Le spalle caddero e io obbedii. La boccetta si aprì subito, al primo colpo. Mi sentii fiera, come una femmina con l’asma che sta sott’acqua più dei maschi.
«Sapevo che ne eri capace». Papà sorrise. «D’ora in poi, visto che non vai a scuola, conto su di te per le gocce di mamma».
«Che?», la bocca mi si allargò e riuscii solo a pensare che non sarei più potuta scappare al porto tutte le volte che volevo.
«Ne devi contare venti, mi raccomando, giuste giuste. Gliele metti in un bicchiere d’acqua, mi raccomando, poca. E guardi, mi raccomando, bene, che lei le prenda tutte».
«Mh». La bocca mi si strinse ma papà non la vide. Era già con tutti e due i piedi fuori dalla stanza.
Quella mattina mamma proprio non veniva avanti, come avrebbe detto zia Bice, che viveva da tanto tempo al nord. Era lunedì, papà era andato a lavorare e come al solito mi aveva svegliata presto perché mi lavassi e vestissi e, guardassi mamma.
Mancava poco alle undici e morivo dalla voglia di andare al porto a fare i tuffi a bomba, speravo che mamma si alzasse, che fosse di buon umore almeno un po’, abbastanza da venire con me sugli scogli a contare i secondi che sapevo stare sott’acqua. Andai in camera da letto e alzai appena un po’ le tapparelle, che entrasse qualche striscia di luce. La trovai sveglia.
«Andiamo al porto?»
«Dove sono le gocce, a mamma?»
Le dissi che erano in cucina, dove mi aveva detto di tenerle papà, che avrei preparato la colazione e poi gliele avrei date, come aveva detto papà. Mi rispose di dargliele prima della colazione, che non riusciva ad alzarsi altrimenti. Uscii dalla camera e tornai poco dopo, con un bicchiere d’acqua, poca, e le gocce.
Mamma si mise a sedere, ma ancora tutta dentro il letto. Prese il bicchiere con una mano mentre io svitavo il tappo nero della boccetta, premendo forte e ruotando.

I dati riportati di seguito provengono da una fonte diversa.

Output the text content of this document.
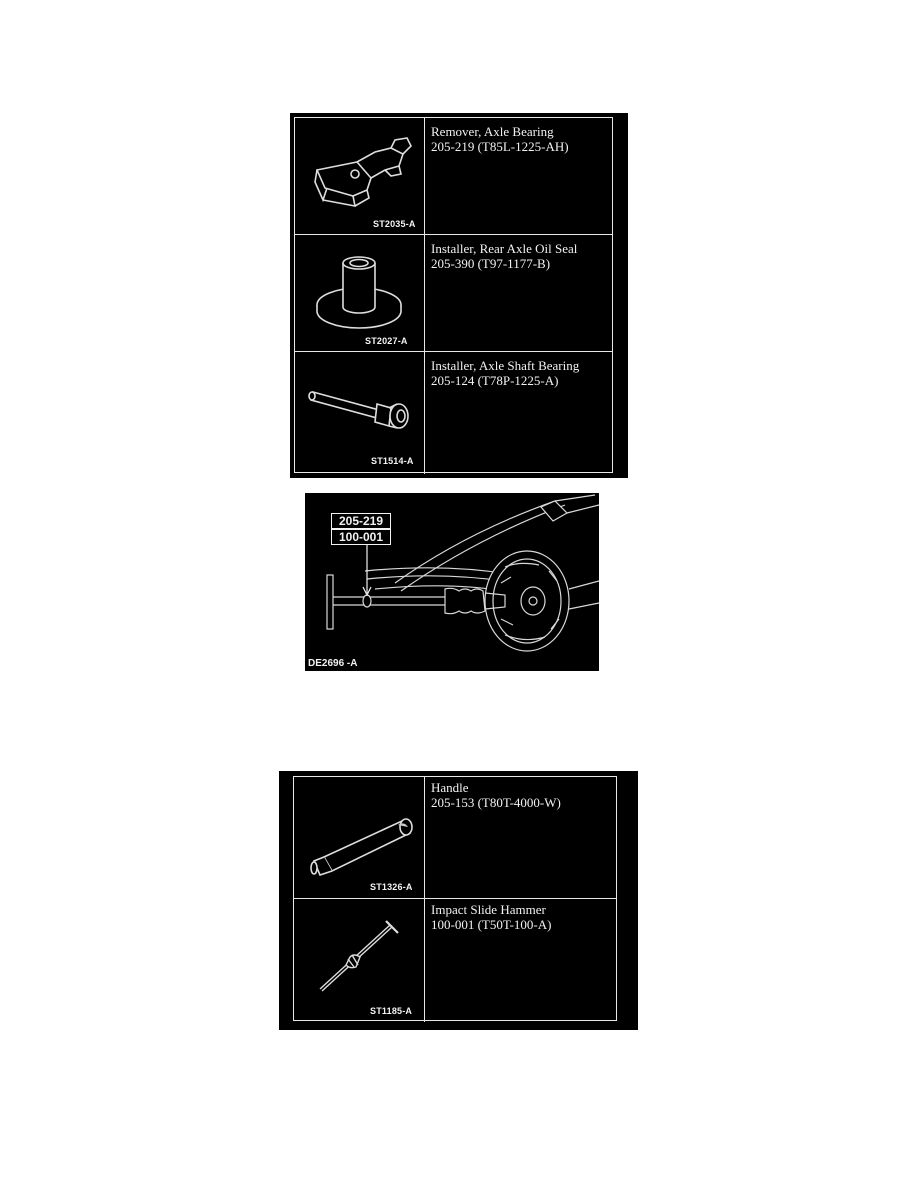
ST2035-A
Remover, Axle Bearing
205-219 (T85L-1225-AH)
ST2027-A
Installer, Rear Axle Oil Seal
205-390 (T97-1177-B)
ST1514-A
Installer, Axle Shaft Bearing
205-124 (T78P-1225-A)
205-219
100-001
DE2696 -A
ST1326-A
Handle
205-153 (T80T-4000-W)
ST1185-A
Impact Slide Hammer
100-001 (T50T-100-A)
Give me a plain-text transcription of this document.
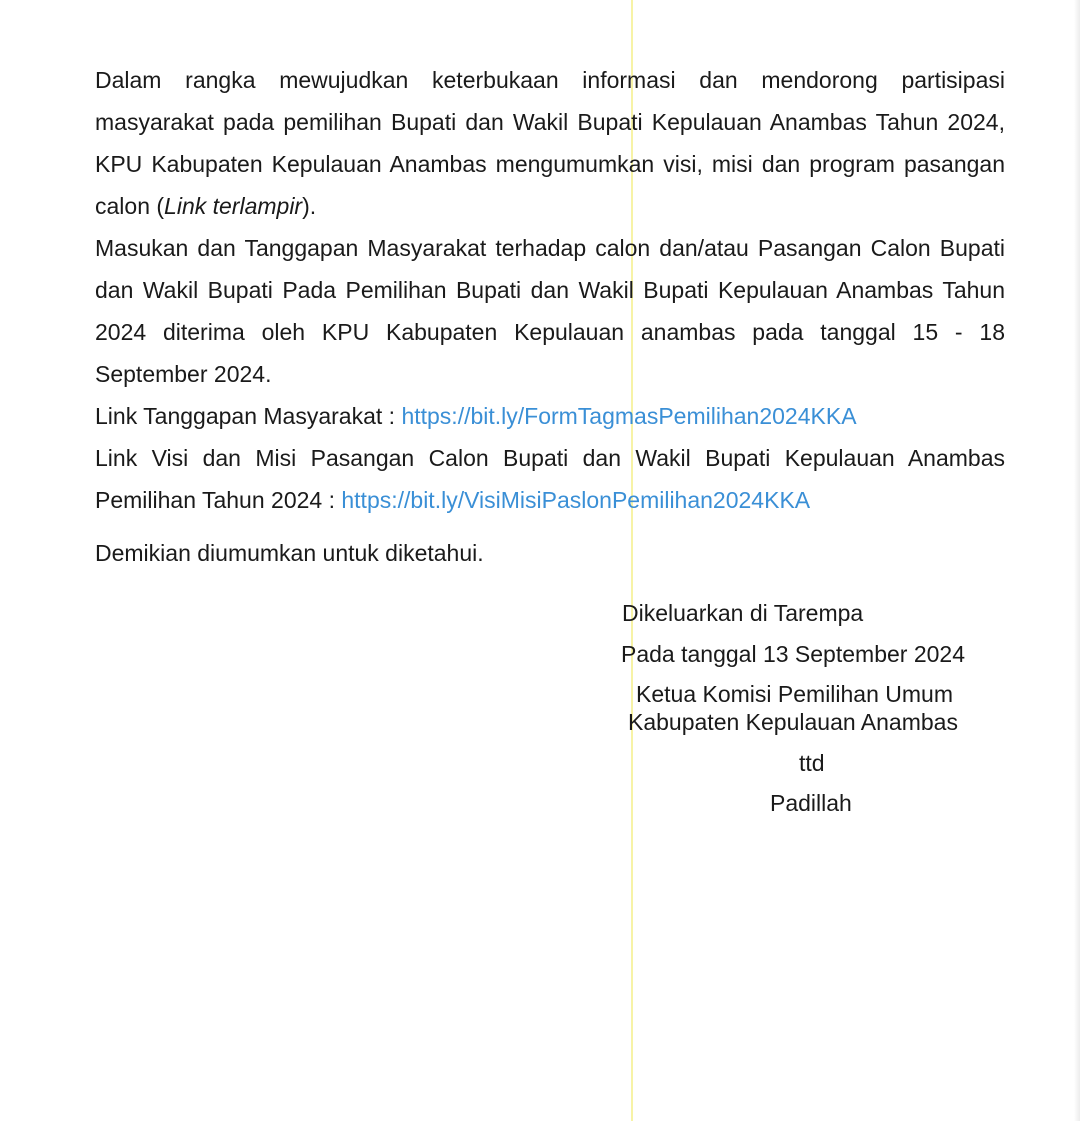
Dalam rangka mewujudkan keterbukaan informasi dan mendorong partisipasi masyarakat pada pemilihan Bupati dan Wakil Bupati Kepulauan Anambas Tahun 2024, KPU Kabupaten Kepulauan Anambas mengumumkan visi, misi dan program pasangan calon (Link terlampir).

Masukan dan Tanggapan Masyarakat terhadap calon dan/atau Pasangan Calon Bupati dan Wakil Bupati Pada Pemilihan Bupati dan Wakil Bupati Kepulauan Anambas Tahun 2024 diterima oleh KPU Kabupaten Kepulauan anambas pada tanggal 15 - 18 September 2024.

Link Tanggapan Masyarakat : https://bit.ly/FormTagmasPemilihan2024KKA

Link Visi dan Misi Pasangan Calon Bupati dan Wakil Bupati Kepulauan Anambas Pemilihan Tahun 2024 : https://bit.ly/VisiMisiPaslonPemilihan2024KKA

Demikian diumumkan untuk diketahui.

Dikeluarkan di Tarempa
Pada tanggal 13 September 2024
Ketua Komisi Pemilihan Umum
Kabupaten Kepulauan Anambas
ttd
Padillah
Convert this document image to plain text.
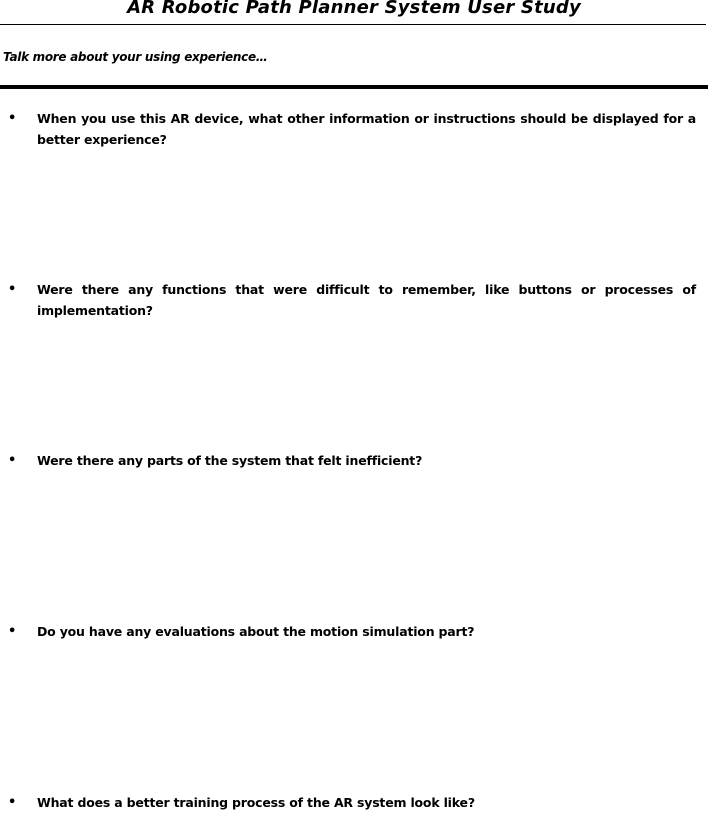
AR Robotic Path Planner System User Study
Talk more about your using experience…
• When you use this AR device, what other information or instructions should be displayed for a better experience?
• Were there any functions that were difficult to remember, like buttons or processes of implementation?
• Were there any parts of the system that felt inefficient?
• Do you have any evaluations about the motion simulation part?
• What does a better training process of the AR system look like?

«Ti sei fatta grande proprio». Sorrise, ma io non feci in tempo a vederla.
«Dieci. Undici. Dodi…»
«Faccio io, lascia. Lascia». Mi prese la mano in un modo che pareva una carezza – e non me la ricordavo – e mi tolse la boccetta. «Tu fammi un regalo, prepara il caffè».
«Con la cremina?»
«Sì, con la cremina».
Uscii dalla stanza. Tornai dopo poco, l’odore del caffè quasi non si sentiva più. «Ma’, si raffredda. Vieni?»

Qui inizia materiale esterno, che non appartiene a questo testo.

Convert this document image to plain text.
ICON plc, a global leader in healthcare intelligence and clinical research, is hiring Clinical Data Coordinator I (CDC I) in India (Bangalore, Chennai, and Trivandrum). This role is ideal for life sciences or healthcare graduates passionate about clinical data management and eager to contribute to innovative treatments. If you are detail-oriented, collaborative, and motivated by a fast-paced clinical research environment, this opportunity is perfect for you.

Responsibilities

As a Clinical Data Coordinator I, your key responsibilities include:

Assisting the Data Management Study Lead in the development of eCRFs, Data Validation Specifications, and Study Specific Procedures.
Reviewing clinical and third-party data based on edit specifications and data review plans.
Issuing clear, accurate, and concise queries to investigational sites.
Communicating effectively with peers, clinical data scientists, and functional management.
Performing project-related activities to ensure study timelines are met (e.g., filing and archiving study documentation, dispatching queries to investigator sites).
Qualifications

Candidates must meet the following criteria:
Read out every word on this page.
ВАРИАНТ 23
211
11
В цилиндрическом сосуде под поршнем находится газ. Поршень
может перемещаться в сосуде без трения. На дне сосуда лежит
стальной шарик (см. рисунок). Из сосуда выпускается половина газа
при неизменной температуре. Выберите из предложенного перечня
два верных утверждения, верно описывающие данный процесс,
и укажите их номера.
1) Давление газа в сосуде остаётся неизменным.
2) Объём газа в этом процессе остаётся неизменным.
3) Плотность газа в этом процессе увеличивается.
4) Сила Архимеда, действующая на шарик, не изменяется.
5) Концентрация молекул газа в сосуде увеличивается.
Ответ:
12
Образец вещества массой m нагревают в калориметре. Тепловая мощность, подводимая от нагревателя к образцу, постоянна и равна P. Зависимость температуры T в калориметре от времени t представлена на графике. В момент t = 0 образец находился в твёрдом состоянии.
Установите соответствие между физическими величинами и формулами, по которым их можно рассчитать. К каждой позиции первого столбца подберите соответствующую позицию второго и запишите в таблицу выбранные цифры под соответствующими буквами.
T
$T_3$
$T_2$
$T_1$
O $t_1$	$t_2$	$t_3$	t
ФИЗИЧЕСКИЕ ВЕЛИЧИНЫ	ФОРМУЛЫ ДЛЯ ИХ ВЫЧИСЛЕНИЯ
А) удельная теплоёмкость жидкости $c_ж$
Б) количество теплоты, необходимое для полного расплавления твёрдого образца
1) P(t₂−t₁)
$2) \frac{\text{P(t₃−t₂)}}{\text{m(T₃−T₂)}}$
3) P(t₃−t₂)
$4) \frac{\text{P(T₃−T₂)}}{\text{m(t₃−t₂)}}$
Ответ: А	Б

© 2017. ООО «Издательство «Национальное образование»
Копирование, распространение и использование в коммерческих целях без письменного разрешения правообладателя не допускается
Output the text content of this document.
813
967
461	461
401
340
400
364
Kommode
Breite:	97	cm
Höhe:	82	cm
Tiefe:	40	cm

Si era distesa di nuovo e teneva gli occhi chiusi.
Le scossi un braccio.
«Cinque minuti, a mamma». Aprì gli occhi e li richiuse subito, con un sospiro.

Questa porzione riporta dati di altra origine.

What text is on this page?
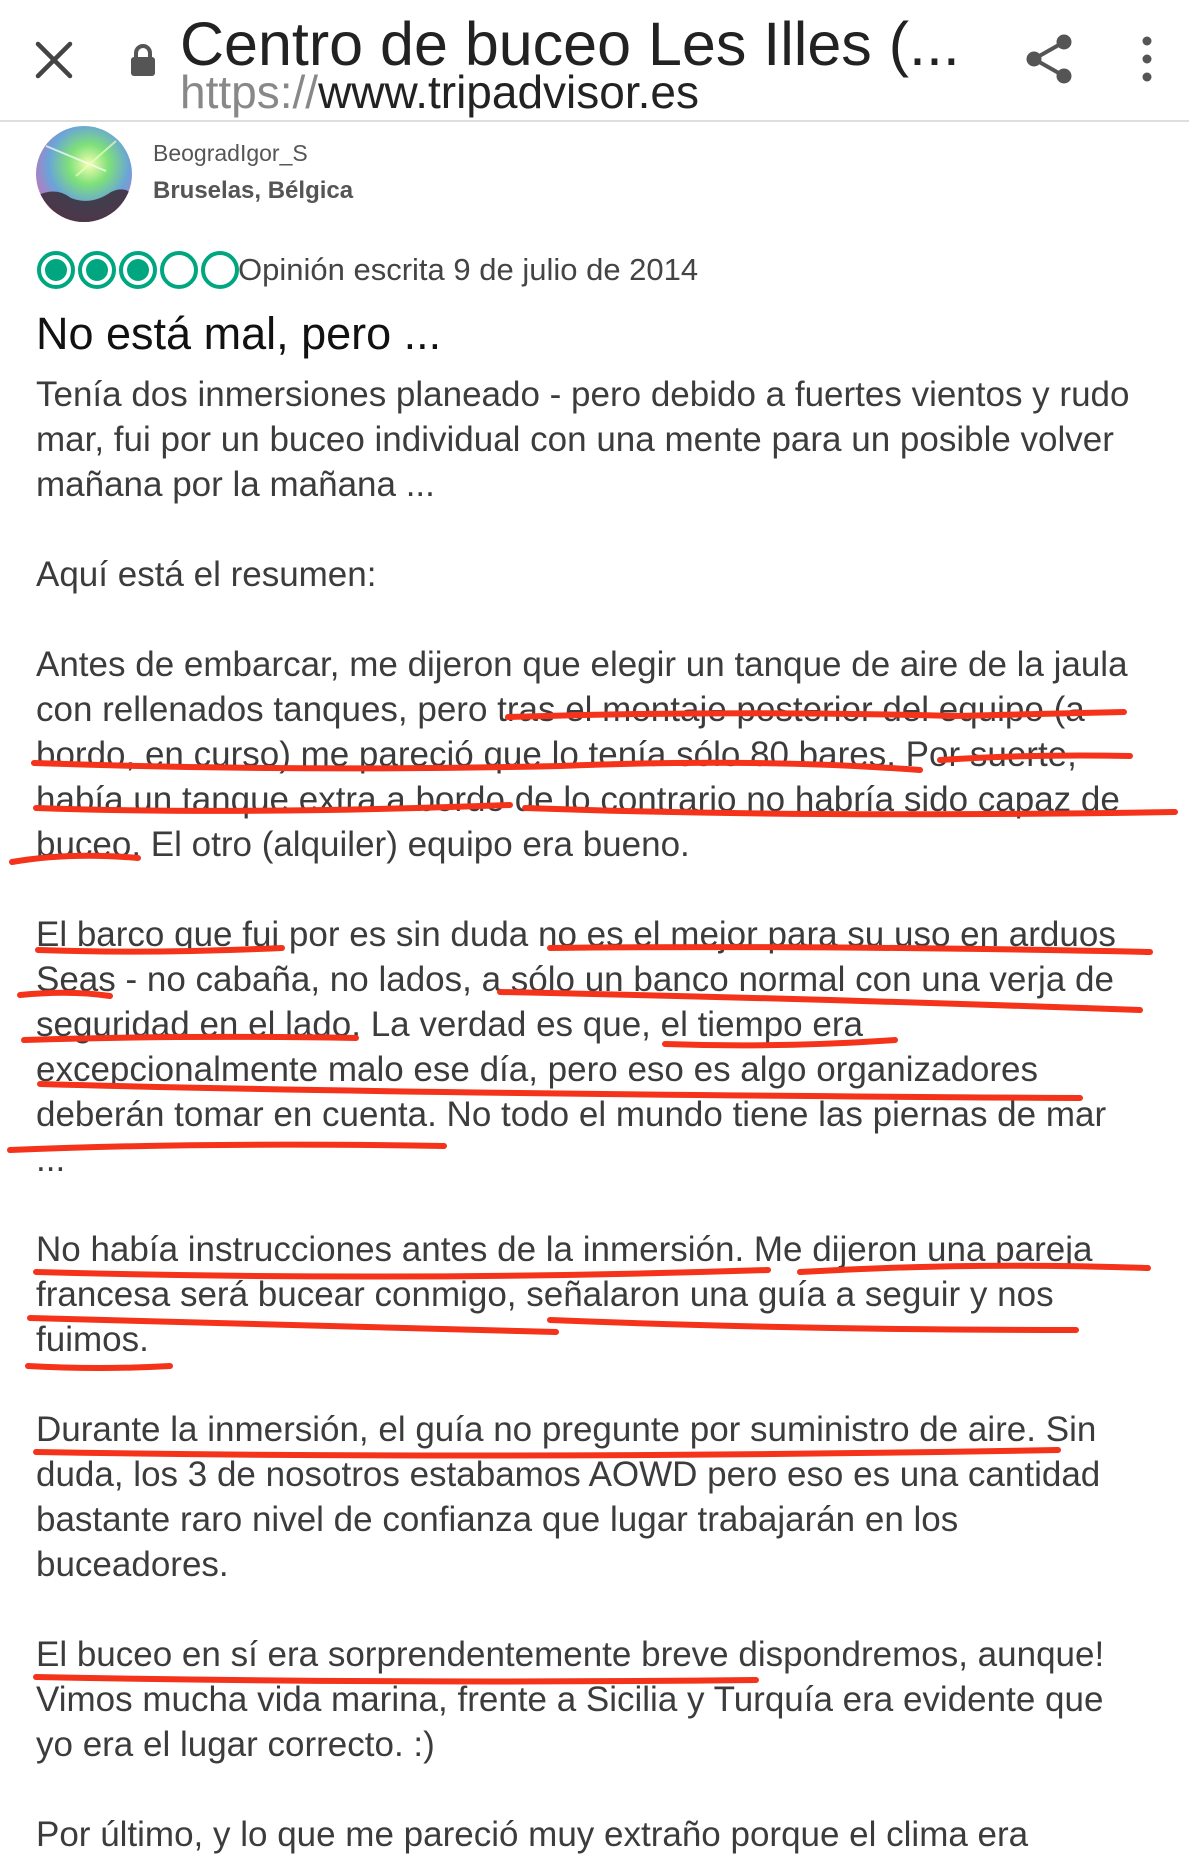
Centro de buceo Les Illes (...
https://www.tripadvisor.es
BeogradIgor_S
Bruselas, Bélgica
Opinión escrita 9 de julio de 2014
No está mal, pero ...

Tenía dos inmersiones planeado - pero debido a fuertes vientos y rudo

mar, fui por un buceo individual con una mente para un posible volver

mañana por la mañana ...

Aquí está el resumen:

Antes de embarcar, me dijeron que elegir un tanque de aire de la jaula

con rellenados tanques, pero tras el montaje posterior del equipo (a

bordo, en curso) me pareció que lo tenía sólo 80 bares. Por suerte,

había un tanque extra a bordo de lo contrario no habría sido capaz de

buceo. El otro (alquiler) equipo era bueno.

El barco que fui por es sin duda no es el mejor para su uso en arduos

Seas - no cabaña, no lados, a sólo un banco normal con una verja de

seguridad en el lado. La verdad es que, el tiempo era

excepcionalmente malo ese día, pero eso es algo organizadores

deberán tomar en cuenta. No todo el mundo tiene las piernas de mar

...

No había instrucciones antes de la inmersión. Me dijeron una pareja

francesa será bucear conmigo, señalaron una guía a seguir y nos

fuimos.

Durante la inmersión, el guía no pregunte por suministro de aire. Sin

duda, los 3 de nosotros estabamos AOWD pero eso es una cantidad

bastante raro nivel de confianza que lugar trabajarán en los

buceadores.

El buceo en sí era sorprendentemente breve dispondremos, aunque!

Vimos mucha vida marina, frente a Sicilia y Turquía era evidente que

yo era el lugar correcto. :)

Por último, y lo que me pareció muy extraño porque el clima era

Io tornai in cucina, non versai il caffè ma assaggiai la cremina. La assaggiai così tante volte che la finii tutta. Toccai la caffettiera, che si era raffreddata bene. Versai tutto il caffè giù nel buco del lavandino. Quando cominciò il telegiornale del Due, decisi di andare di nuovo a chiamare mamma.
Girai la rotella del telefono tutte le volte che serviva a comporre il numero dello studio di papà, tenendo la cornetta schiacciata contro la faccia.
«Mamma non si è alzata».
«Dorme?»
«Ha gli occhi chiusi».
«Vai a chiamarla».
«Mamma!», gridai. E la spinsi tutta, forte più che potei. Tornai in corridoio, ripresi la cornetta: «Non si sveglia. Vieni, non si sveglia».
«Le hai dato le gocce?»
«Sì».
«Venti, giuste giuste?»
«Vieni, papà». La faccia mi si bagnò tutta, a cominciare dagli occhi.
«Venti, giura!», insisté papà. Presi a calci il portaombrelli, forte.
«Mh». Di nuovo presi a calci il portaombrelli, più forte, tanto nessuno mi vedeva… «Vieni papà. Sbrigati!». Gridai.
Mi succede spesso di sognarla mia madre addormentata in quella scatola di legno così tanto più grande di lei, in cui l’ho guardata per l’ultima volta. Sogno che apre gli occhi e pure lei mi guarda. Sorride, abbastanza a lungo da lasciarsi vedere, allunga un braccio verso il mio viso e mi accarezza la faccia col palmo aperto, dalla fronte fin giù sopra la bocca. «Non è colpa tua», dice mentre lo fa. «Giura?», le chiedo io ad occhi chiusi e quando li apro lei non si fa trovare.